Dass Niemöller in den Niederlanden zu den bekanntesten deutschen Personen überhaupt gehöre und als Symbolfigur für den kirchlichen Widerstand gelte, wurde von WILKEN VEEN (Amsterdam) eindrücklich dargestellt. Bei zahlreichen Besuchen nach 1945 sei Niemöller in den Niederlanden gefeiert worden, habe missionierend gepredigt und politische Reden gehalten.

PETER MORÉE (Prag) analysierte Niemöllers Verbindungen in die damalige Tschechoslowakei anhand seiner Freundschaft mit Josef L. Hromádka. So wurden auch Niemöllers Beziehungen in ein vom Sozialismus geprägtes Land deutlich, in dem die bedrängte Kirche allein über Hromádka ökumenische Kontakte habe knüpfen können. Die politische Verzwecklichung ihrer Freundschaft anlässlich Niemöllers Prag-Reise 1954 war dabei sowohl Niemöller als auch Hromádka bewusst. Von Bedeutung sei Niemöller auch für die Legitimierung der Christlichen Friedenskonferenz gewesen, welche die Alternative zu dem vom Ökumenischen Rat der Kirchen nicht anerkannten Weltfriedensrats sei.

Block III nahm die in der Forschung bisher wenig berücksichtigten Fragen nach dem Prediger und Theologen Niemöller in den Blick.

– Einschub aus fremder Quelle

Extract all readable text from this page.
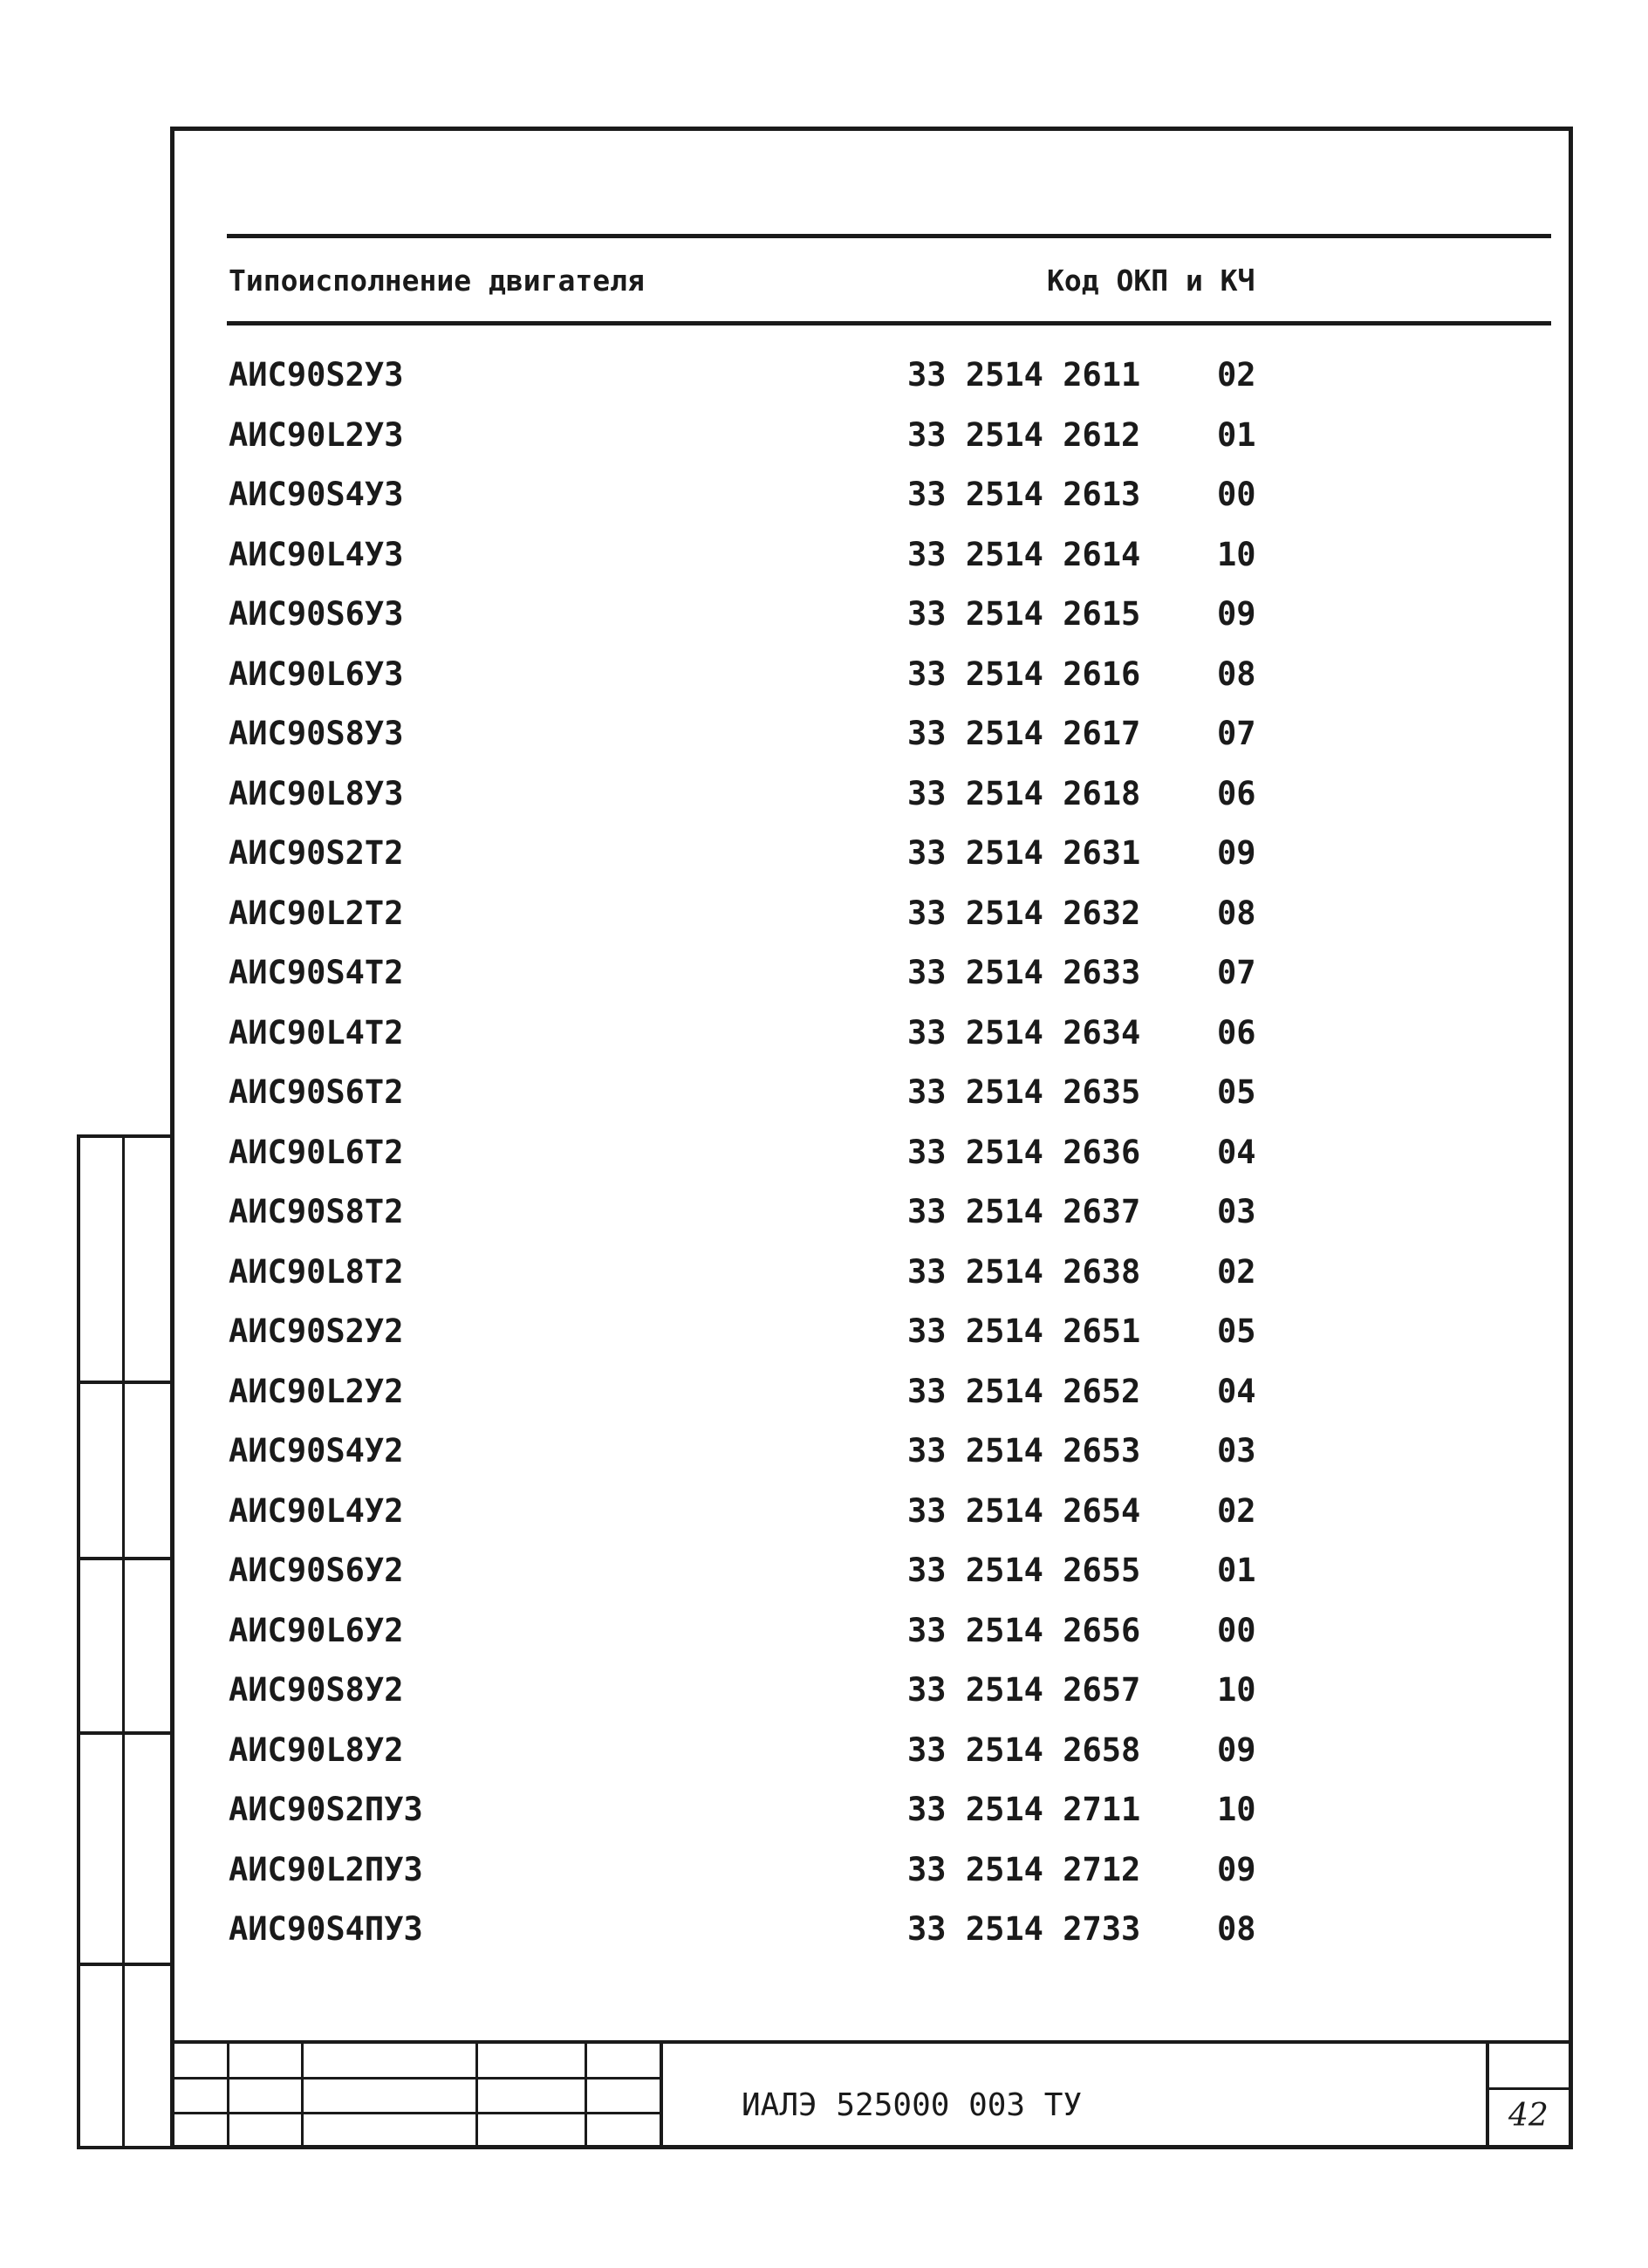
Типоисполнение двигателя	Код ОКП и КЧ
АИС90S2У3	33 2514 2611 02
АИС90L2У3	33 2514 2612 01
АИС90S4У3	33 2514 2613 00
АИС90L4У3	33 2514 2614 10
АИС90S6У3	33 2514 2615 09
АИС90L6У3	33 2514 2616 08
АИС90S8У3	33 2514 2617 07
АИС90L8У3	33 2514 2618 06
АИС90S2Т2	33 2514 2631 09
АИС90L2Т2	33 2514 2632 08
АИС90S4Т2	33 2514 2633 07
АИС90L4Т2	33 2514 2634 06
АИС90S6Т2	33 2514 2635 05
АИС90L6Т2	33 2514 2636 04
АИС90S8Т2	33 2514 2637 03
АИС90L8Т2	33 2514 2638 02
АИС90S2У2	33 2514 2651 05
АИС90L2У2	33 2514 2652 04
АИС90S4У2	33 2514 2653 03
АИС90L4У2	33 2514 2654 02
АИС90S6У2	33 2514 2655 01
АИС90L6У2	33 2514 2656 00
АИС90S8У2	33 2514 2657 10
АИС90L8У2	33 2514 2658 09
АИС90S2ПУ3	33 2514 2711 10
АИС90L2ПУ3	33 2514 2712 09
АИС90S4ПУ3	33 2514 2733 08
ИАЛЭ 525000 003 ТУ	42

ALF CHRISTOPHERSEN (Wuppertal) gab einen Einblick in Niemöllers Gedankenwelt zur Kirche anhand seiner in der Haft verfassten Schrift „Der Weg der Kirche“, in der Niemöller mit einem von ihm idealisierten Katholizismus mit lehramtlicher Autorität sympathisiert und sogar mit dem Gedanken an eine Konversion spielt.

Ein Triptychon der theologischen Arbeit Niemöllers bot MICHAEL HEYMEL (Limburg), der ihn als Prediger, Theologe und Ökumeniker portraitierte. Niemöllers Predigtätigkeit sei stets christozentrisch und an der menschlichen Lebenswirklichkeit orientiert gewesen; geprägt vom preußischen Pietismus, habe er kritisch einen Gemeindebezug der akademischen Theologie eingefordert und im ökumenischen Kontext die dortige westliche Dominanz angeprangert.

LUKAS BORMANN (Marburg) stellte Niemöllers Schrifthermeneutik mit einem Schwerpunkt auf den Dahlemer Predigten dar. Er verdeutlichte, dass Niemöller Sinnbild und Projektionsfläche der religiösen Wünsche, Hoffnungen und Erwartungen an die Auslegung der Schrift als transzendierendes religiöses Erlebnis geworden sei. Vor dem Hintergrund der Philosophie von Jürgen Habermas könne man sagen, dass Niemöllers Predigten das „religiöse Proprium“ des Protestantismus inszenierten und so zur Erzeugung und Stabilisierung gesellschaftlicher Solidarität beigetragen hätten. Ferner habe Niemöller in seinen Predigten Bibeltext und gesellschaftliche Gegenwart „überblendet“ und so eine Stärkung des Individuums mit seinen Handlungsmöglichkeiten und eine Solidarität jenseits des Nationalsozialismus erreicht.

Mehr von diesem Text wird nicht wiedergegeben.